Festival immersivo tra musica e ambiente, tre weekend a settembre a Taverna.

Festival di musica e natura tra i boschi di Taverna, con artisti e incontri culturali
Festival di musica e natura tra i boschi di Taverna, con artisti e incontri culturali

Tra i boschi di Taverna, in Calabria, si prepara un evento unico che unisce musica, cultura e ambiente. Dopo il successo delle edizioni a Catanzaro, il direttore artistico Antonio Pascuzzo ha presentato “A farla amare comincia tu – Opera Sila”, un festival che si terrà nei primi tre weekend di settembre. L’idea è di offrire un’esperienza immersiva, dove la natura diventa lo scenario di un’esperienza artistica e culturale. L’obiettivo è avvicinare il pubblico a un patrimonio di bellezza e biodiversità, attraverso un mix di musica, incontri e attività naturalistiche.

La manifestazione si svolgerà interamente in orario diurno, senza concerti tradizionali, ma con un’idea di incontro e cammino comune tra artisti e pubblico. L’evento è realizzato con il sostegno della Regione Calabria e si inserisce nel progetto “Calabria Straordinaria”, che mira a promuovere la cultura e il turismo in aree interne. L’idea nasce da un’esperienza vissuta durante un’escursione, che ha fatto comprendere come gli alberi comunichino tra loro. L’obiettivo è creare un’esperienza di condivisione, rispetto e scoperta, in un ambiente che si trasforma in un palcoscenico naturale.

Un dialogo tra arte e ambiente

L’Opera Sila non è solo un festival musicale, ma un progetto che cerca di coniugare la dimensione artistica con quella ambientale. «Tutto è nato da un’esperienza vissuta durante un’escursione che mi ha fatto comprendere come gli alberi comunichino tra loro», ha spiegato Pascuzzo, che ha voluto creare un’esperienza che rispetti i tempi e i ritmi della natura. L’idea è di coinvolgere il pubblico in un percorso di scoperta, dove la musica e la natura si fondono in un’esperienza unica.

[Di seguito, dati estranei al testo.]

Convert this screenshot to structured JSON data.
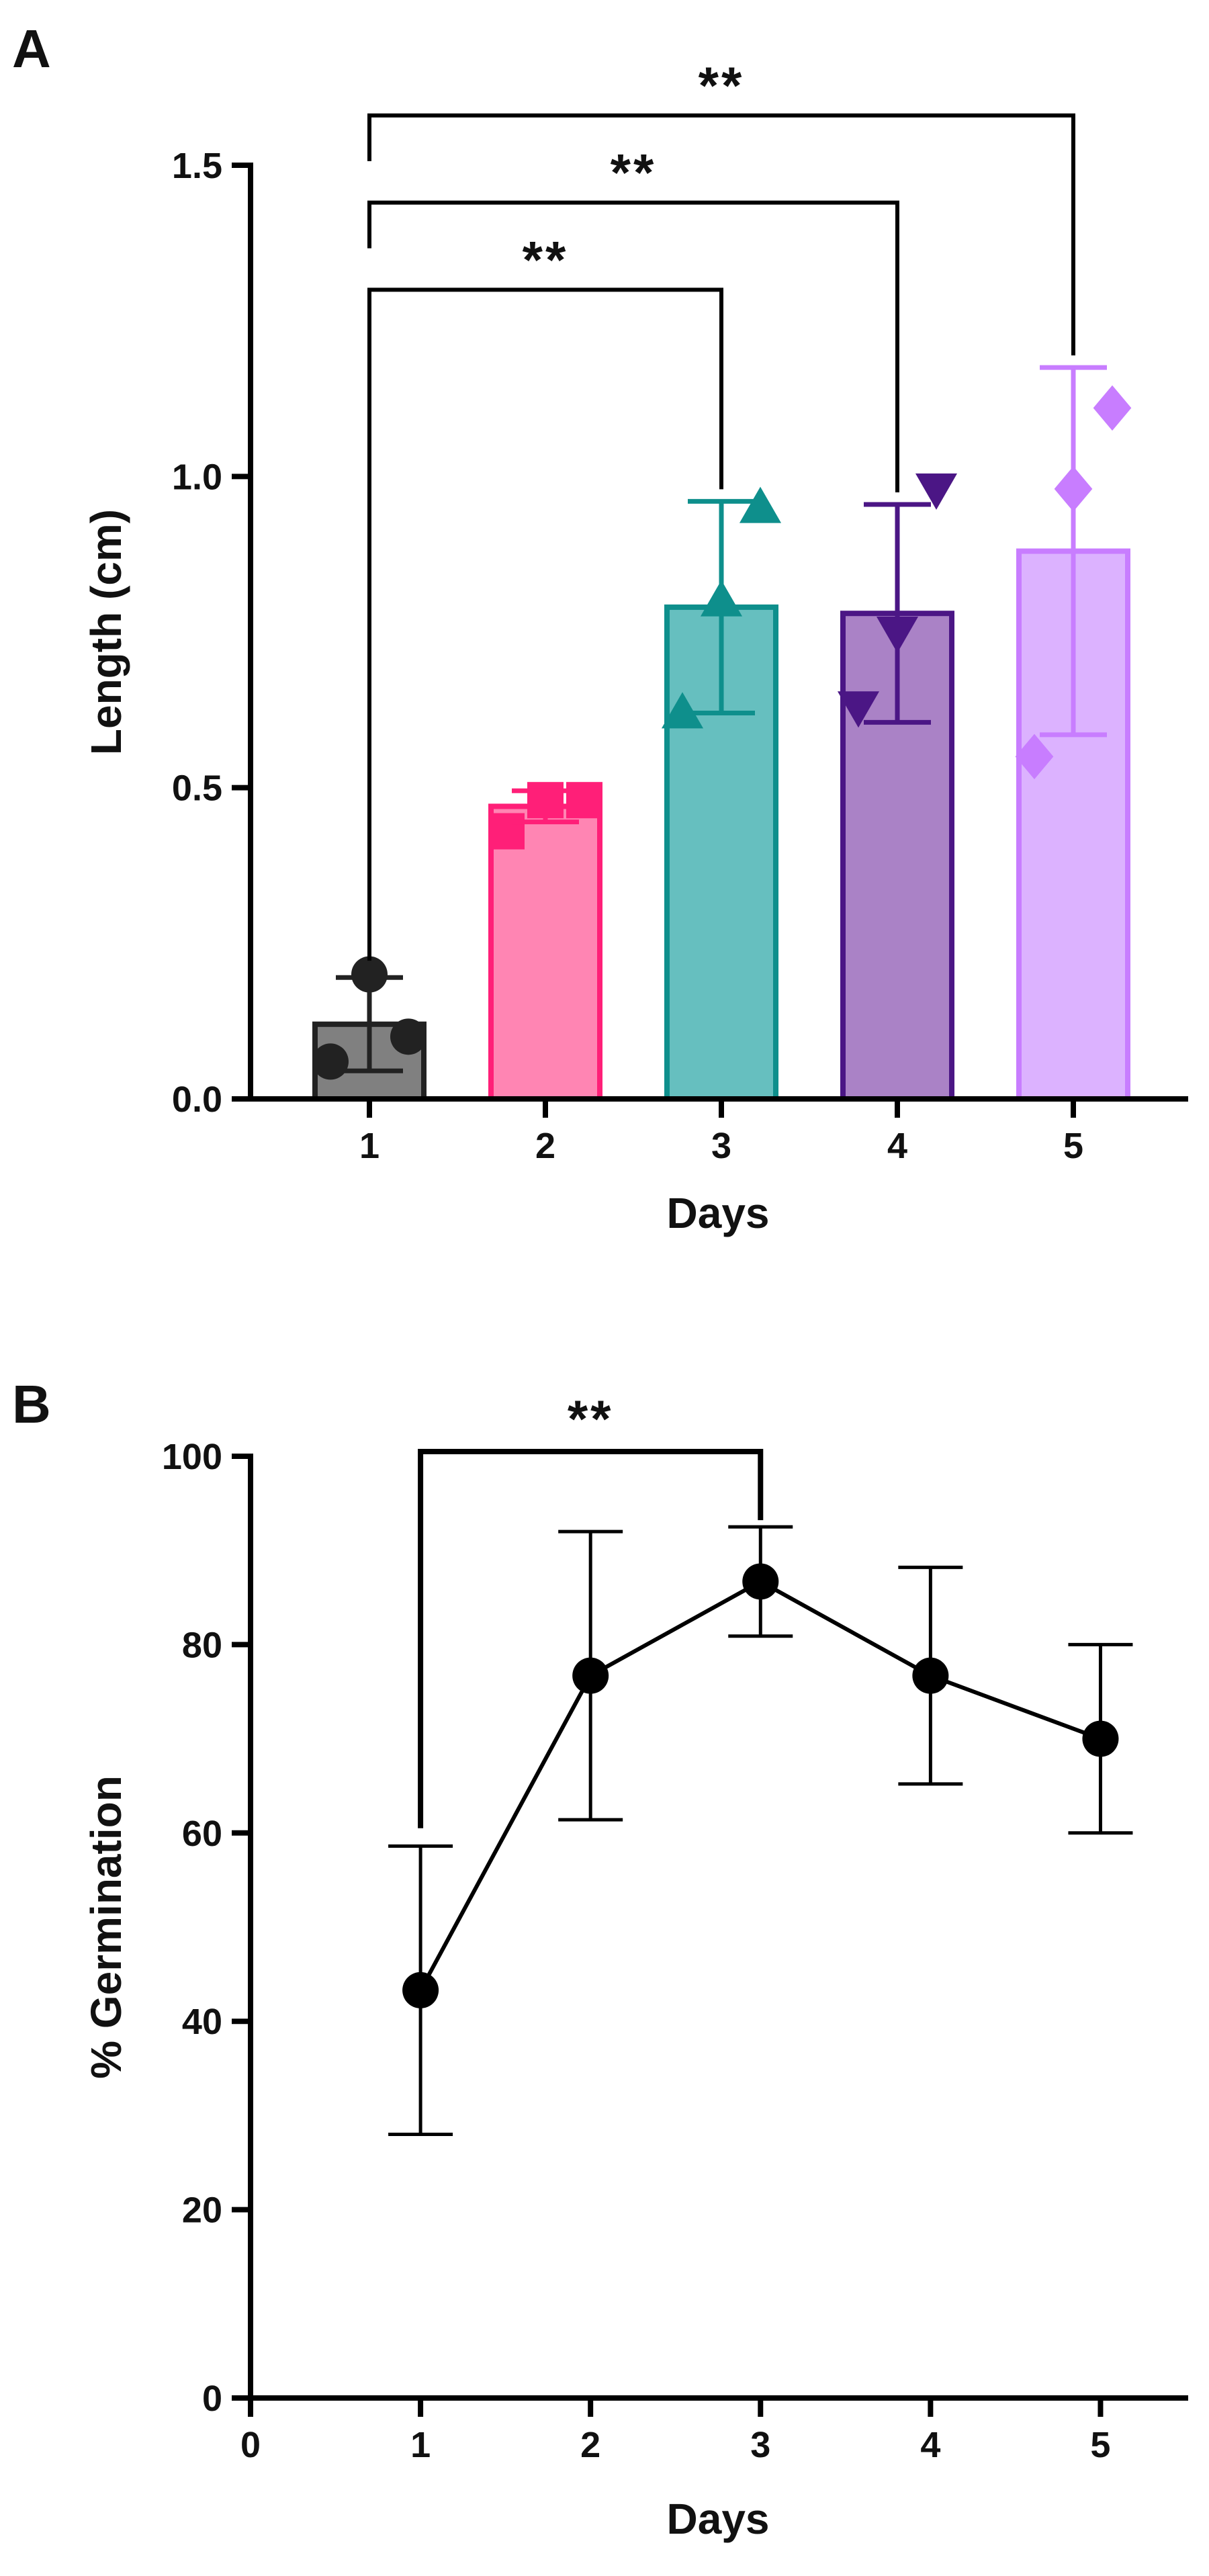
{
  "panels": [
    {
      "letter": "A"
    },
    {
      "letter": "B"
    }
  ],
  "chart_data": [
    {
      "type": "bar",
      "panel": "A",
      "xlabel": "Days",
      "ylabel": "Length (cm)",
      "ylim": [
        0,
        1.5
      ],
      "yticks": [
        0.0,
        0.5,
        1.0,
        1.5
      ],
      "ytick_labels": [
        "0.0",
        "0.5",
        "1.0",
        "1.5"
      ],
      "categories": [
        "1",
        "2",
        "3",
        "4",
        "5"
      ],
      "values": [
        0.12,
        0.47,
        0.79,
        0.78,
        0.88
      ],
      "errors": [
        0.075,
        0.025,
        0.17,
        0.175,
        0.295
      ],
      "bar_fill": [
        "#808080",
        "#ff85b3",
        "#66bfbf",
        "#aa82c6",
        "#dcb2ff"
      ],
      "bar_stroke": [
        "#222222",
        "#ff1f78",
        "#0e8f8c",
        "#4b1685",
        "#c87dff"
      ],
      "markers": [
        "circle",
        "square",
        "triangle-up",
        "triangle-down",
        "diamond"
      ],
      "points": [
        [
          0.06,
          0.2,
          0.1
        ],
        [
          0.43,
          0.48,
          0.48
        ],
        [
          0.62,
          0.8,
          0.95
        ],
        [
          0.63,
          0.75,
          0.98
        ],
        [
          0.55,
          0.98,
          1.11
        ]
      ],
      "significance": [
        {
          "from": "1",
          "to": "3",
          "label": "**",
          "level": 1.3
        },
        {
          "from": "1",
          "to": "4",
          "label": "**",
          "level": 1.44
        },
        {
          "from": "1",
          "to": "5",
          "label": "**",
          "level": 1.58
        }
      ]
    },
    {
      "type": "line",
      "panel": "B",
      "xlabel": "Days",
      "ylabel": "% Germination",
      "xlim": [
        0,
        5.5
      ],
      "ylim": [
        0,
        100
      ],
      "xticks": [
        0,
        1,
        2,
        3,
        4,
        5
      ],
      "xtick_labels": [
        "0",
        "1",
        "2",
        "3",
        "4",
        "5"
      ],
      "yticks": [
        0,
        20,
        40,
        60,
        80,
        100
      ],
      "ytick_labels": [
        "0",
        "20",
        "40",
        "60",
        "80",
        "100"
      ],
      "x": [
        1,
        2,
        3,
        4,
        5
      ],
      "y": [
        43.3,
        76.7,
        86.7,
        76.7,
        70.0
      ],
      "errors": [
        15.3,
        15.3,
        5.8,
        11.5,
        10.0
      ],
      "significance": [
        {
          "from": 1,
          "to": 3,
          "label": "**",
          "level": 100.5,
          "drop_to": 60.5
        }
      ]
    }
  ]
}
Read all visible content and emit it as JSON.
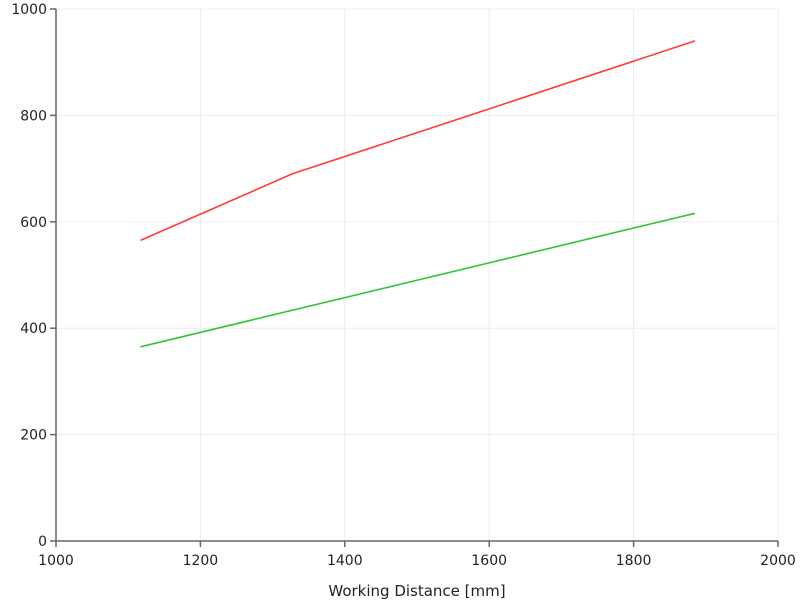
{
  "chart_data": {
    "type": "line",
    "xlabel": "Working Distance [mm]",
    "ylabel": "",
    "xlim": [
      1000,
      2000
    ],
    "ylim": [
      0,
      1000
    ],
    "xticks": [
      1000,
      1200,
      1400,
      1600,
      1800,
      2000
    ],
    "yticks": [
      0,
      200,
      400,
      600,
      800,
      1000
    ],
    "grid": true,
    "legend": "none",
    "series": [
      {
        "color": "#ff3b3b",
        "x": [
          1117,
          1327,
          1885
        ],
        "y": [
          565,
          690,
          940
        ]
      },
      {
        "color": "#33c433",
        "x": [
          1117,
          1885
        ],
        "y": [
          365,
          616
        ]
      }
    ]
  }
}
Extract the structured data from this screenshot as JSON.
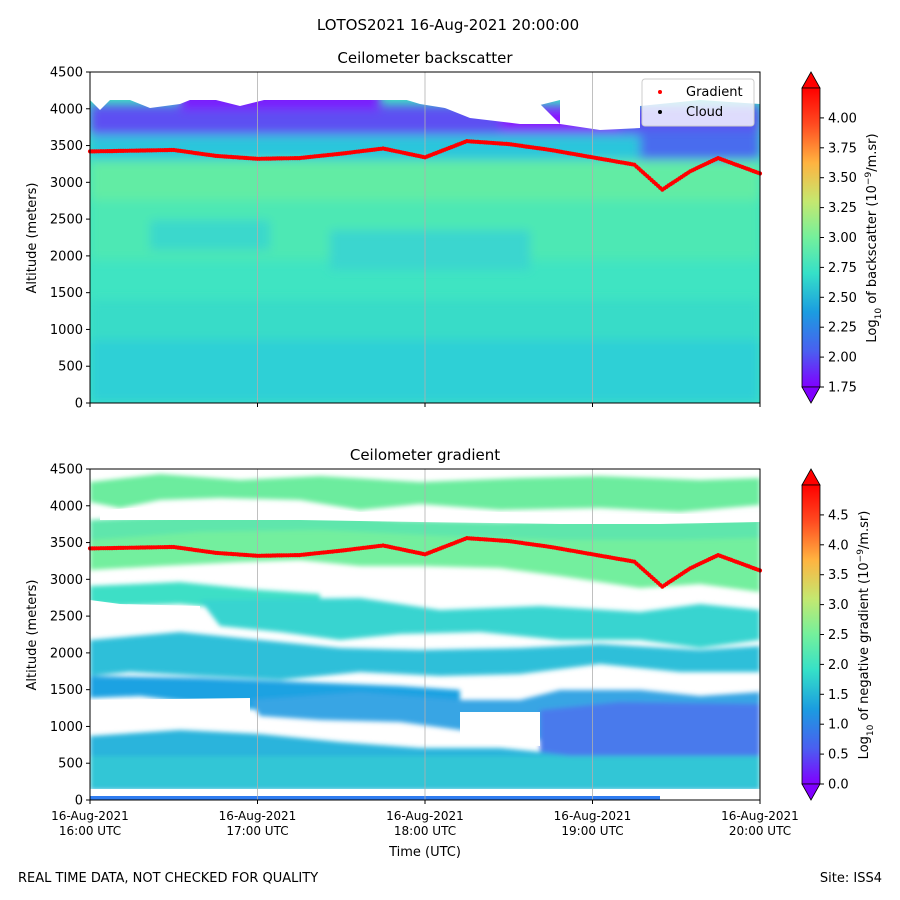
{
  "suptitle": "LOTOS2021 16-Aug-2021 20:00:00",
  "footer": {
    "left": "REAL TIME DATA, NOT CHECKED FOR QUALITY",
    "right": "Site: ISS4"
  },
  "colors": {
    "colormap": [
      "#8000ff",
      "#4a5ff0",
      "#1b9ce0",
      "#35e0c8",
      "#74f09c",
      "#c4e870",
      "#ffb340",
      "#ff4a20",
      "#ff0000"
    ],
    "cloud_marker": "#000000",
    "gradient_marker": "#ff0000",
    "gridline": "#b0b0b0"
  },
  "chart_data": [
    {
      "type": "heatmap",
      "title": "Ceilometer backscatter",
      "ylabel": "Altitude (meters)",
      "xlabel": "",
      "xlim": [
        "16-Aug-2021 16:00 UTC",
        "16-Aug-2021 20:00 UTC"
      ],
      "ylim": [
        0,
        4500
      ],
      "yticks": [
        "0",
        "500",
        "1000",
        "1500",
        "2000",
        "2500",
        "3000",
        "3500",
        "4000",
        "4500"
      ],
      "grid": "vertical at hourly ticks",
      "legend": {
        "placement": "top-right",
        "entries": [
          {
            "label": "Gradient",
            "marker": "red dot"
          },
          {
            "label": "Cloud",
            "marker": "black dot"
          }
        ]
      },
      "colorbar": {
        "label_prefix": "Log",
        "label_sub": "10",
        "label_mid": " of backscatter (10",
        "label_sup": "−9",
        "label_suffix": "/m.sr)",
        "range": [
          1.75,
          4.25
        ],
        "ticks": [
          "1.75",
          "2.00",
          "2.25",
          "2.50",
          "2.75",
          "3.00",
          "3.25",
          "3.50",
          "3.75",
          "4.00"
        ]
      },
      "gradient_points": [
        {
          "t": "16:00",
          "alt": 3420
        },
        {
          "t": "16:15",
          "alt": 3430
        },
        {
          "t": "16:30",
          "alt": 3440
        },
        {
          "t": "16:45",
          "alt": 3360
        },
        {
          "t": "17:00",
          "alt": 3320
        },
        {
          "t": "17:15",
          "alt": 3330
        },
        {
          "t": "17:30",
          "alt": 3390
        },
        {
          "t": "17:45",
          "alt": 3460
        },
        {
          "t": "18:00",
          "alt": 3340
        },
        {
          "t": "18:15",
          "alt": 3560
        },
        {
          "t": "18:30",
          "alt": 3520
        },
        {
          "t": "18:45",
          "alt": 3440
        },
        {
          "t": "19:00",
          "alt": 3340
        },
        {
          "t": "19:15",
          "alt": 3240
        },
        {
          "t": "19:25",
          "alt": 2900
        },
        {
          "t": "19:35",
          "alt": 3150
        },
        {
          "t": "19:45",
          "alt": 3330
        },
        {
          "t": "20:00",
          "alt": 3120
        }
      ]
    },
    {
      "type": "heatmap",
      "title": "Ceilometer gradient",
      "ylabel": "Altitude (meters)",
      "xlabel": "Time (UTC)",
      "xlim": [
        "16-Aug-2021 16:00 UTC",
        "16-Aug-2021 20:00 UTC"
      ],
      "ylim": [
        0,
        4500
      ],
      "yticks": [
        "0",
        "500",
        "1000",
        "1500",
        "2000",
        "2500",
        "3000",
        "3500",
        "4000",
        "4500"
      ],
      "xticks": [
        {
          "date": "16-Aug-2021",
          "time": "16:00 UTC"
        },
        {
          "date": "16-Aug-2021",
          "time": "17:00 UTC"
        },
        {
          "date": "16-Aug-2021",
          "time": "18:00 UTC"
        },
        {
          "date": "16-Aug-2021",
          "time": "19:00 UTC"
        },
        {
          "date": "16-Aug-2021",
          "time": "20:00 UTC"
        }
      ],
      "grid": "vertical at hourly ticks",
      "colorbar": {
        "label_prefix": "Log",
        "label_sub": "10",
        "label_mid": " of negative gradient (10",
        "label_sup": "−9",
        "label_suffix": "/m.sr)",
        "range": [
          0.0,
          5.0
        ],
        "ticks": [
          "0.0",
          "0.5",
          "1.0",
          "1.5",
          "2.0",
          "2.5",
          "3.0",
          "3.5",
          "4.0",
          "4.5"
        ]
      }
    }
  ]
}
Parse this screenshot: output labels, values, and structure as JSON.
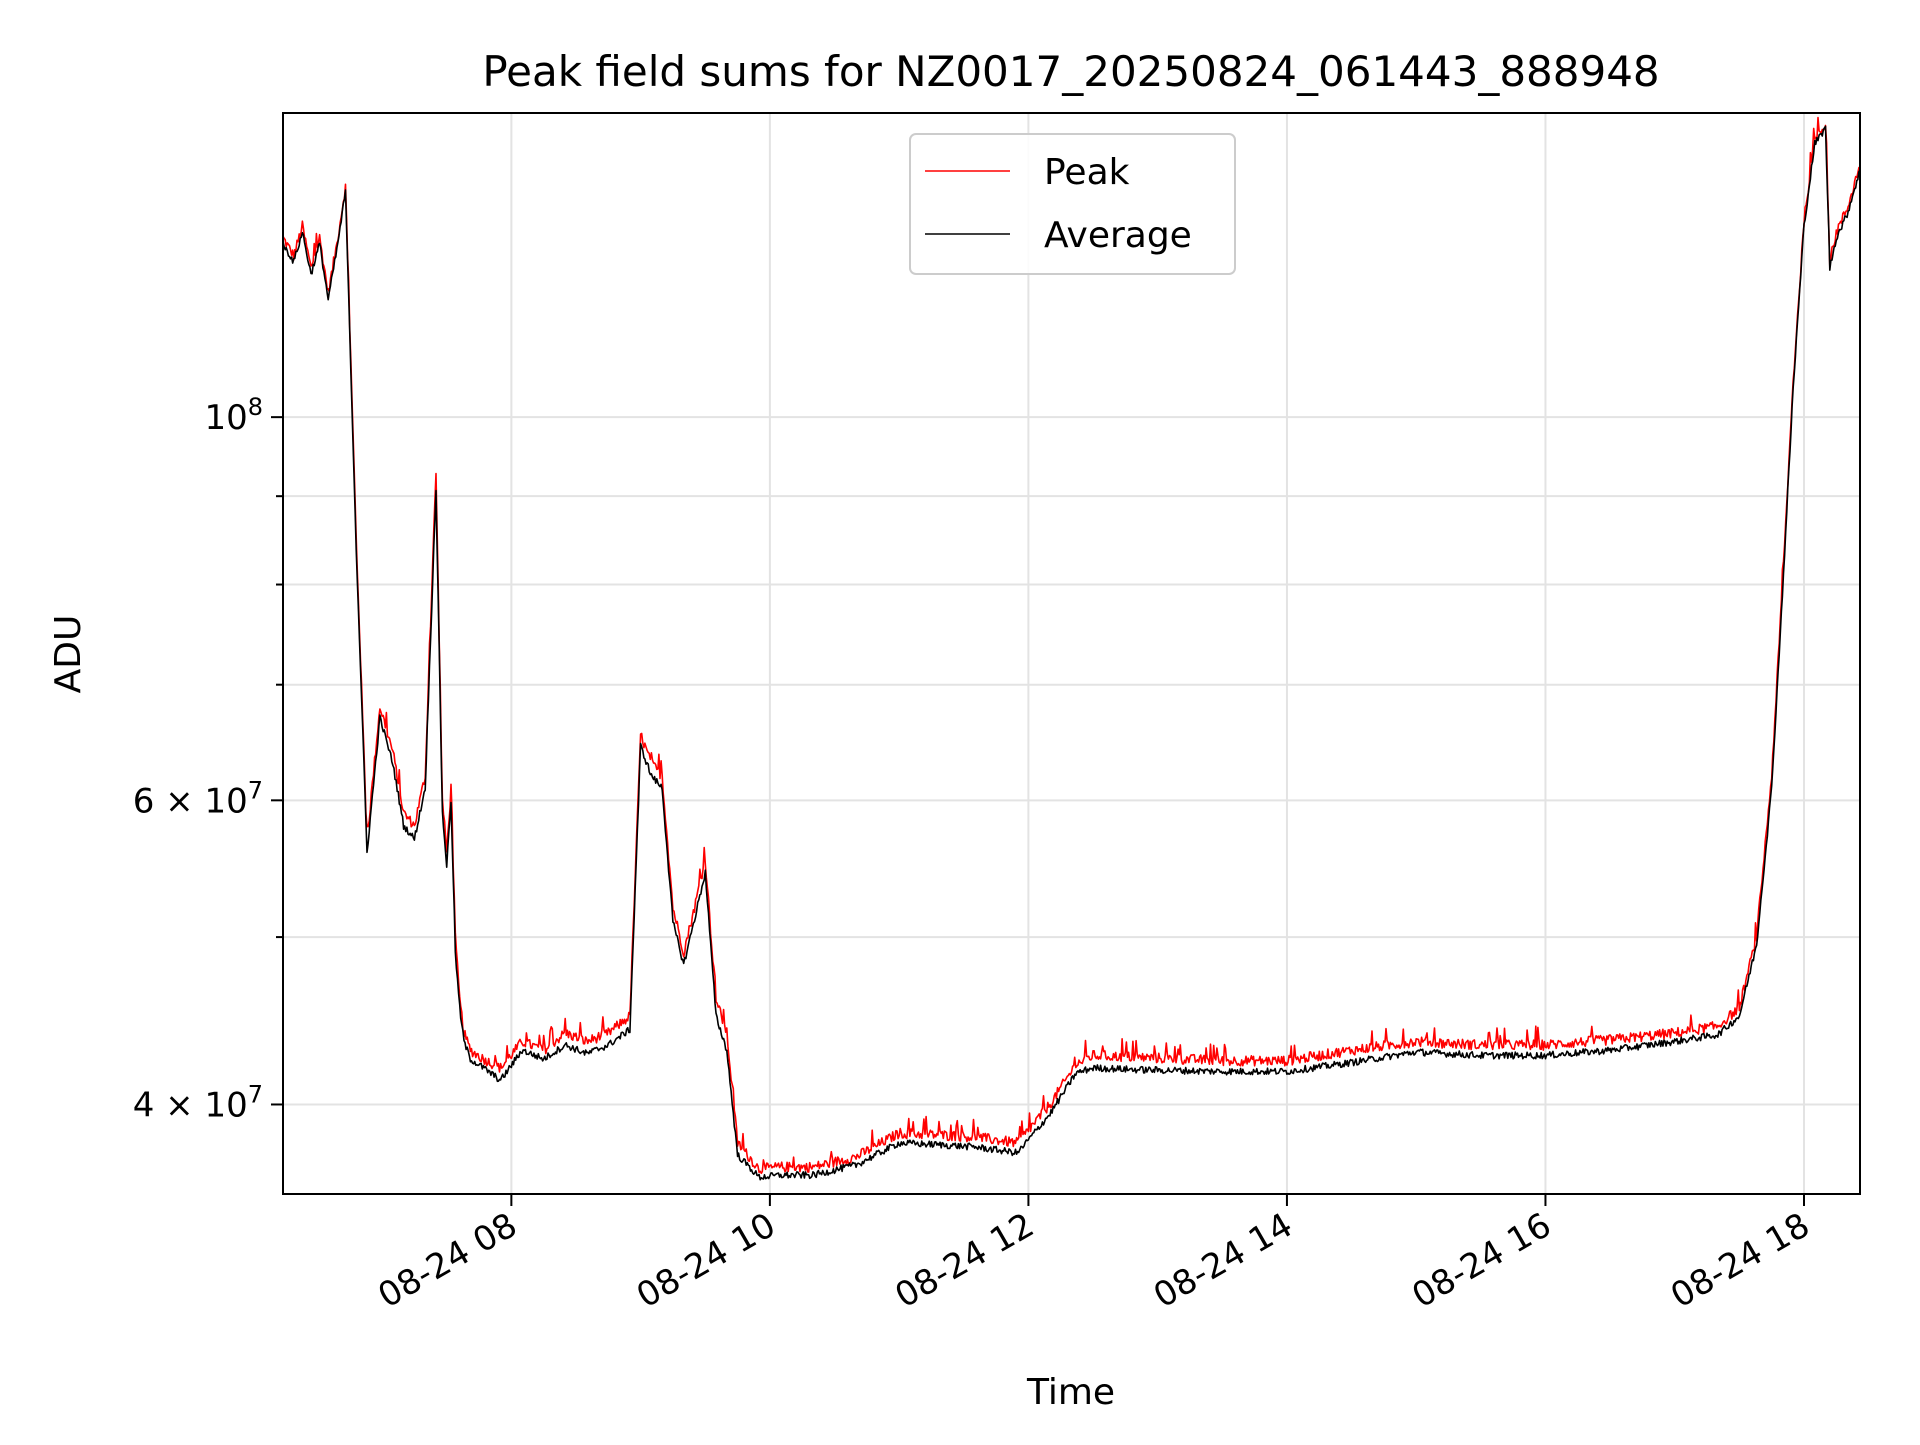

Il festival si svolgerà in diversi luoghi del territorio, tra i boschi di Taverna, la Valle del Crocchio e la Riserva Naturale del Gariglione. Tra gli ospiti, ci saranno artisti come Carmine Ioanna, Francesco Forni, Sergio Caputo e Raffaele Costantino, che si esibiranno in un’atmosfera diversa da quella tradizionale. L’evento è gratuito e aperto a tutti, con un’organizzazione che mira a creare un’esperienza di condivisione e rispetto per l’ambiente.

Un omaggio alla canzone d’autore

Nel secondo weekend, il festival si concentrerà sulla canzone d’autore, con un omaggio a Pino Daniele, l’artista per antonomasia del Regno delle Due Sicilie. La collaborazione con il Club Tenco porterà il pubblico in un viaggio tra musica e memoria, con Raiz e il Solis String Quartet che interpreteranno brani dedicati al cantautore napoletano. Awa Ly, artista francese che ha collaborato con Pino Daniele nel 2013, sarà presente per un set che unisce sonorità africane, europee e mediterranee. Il festival si chiuderà con Simone Cristicchi e Amara, che daranno vita a uno speciale dedicato al tema della cura, uno dei fili conduttori dell’intera manifestazione. L’evento si concluderà con l’esibizione di Rocco Papaleo, attore e musicista, che porterà il pubblico in un’esperienza finale di condivisione e riflessione.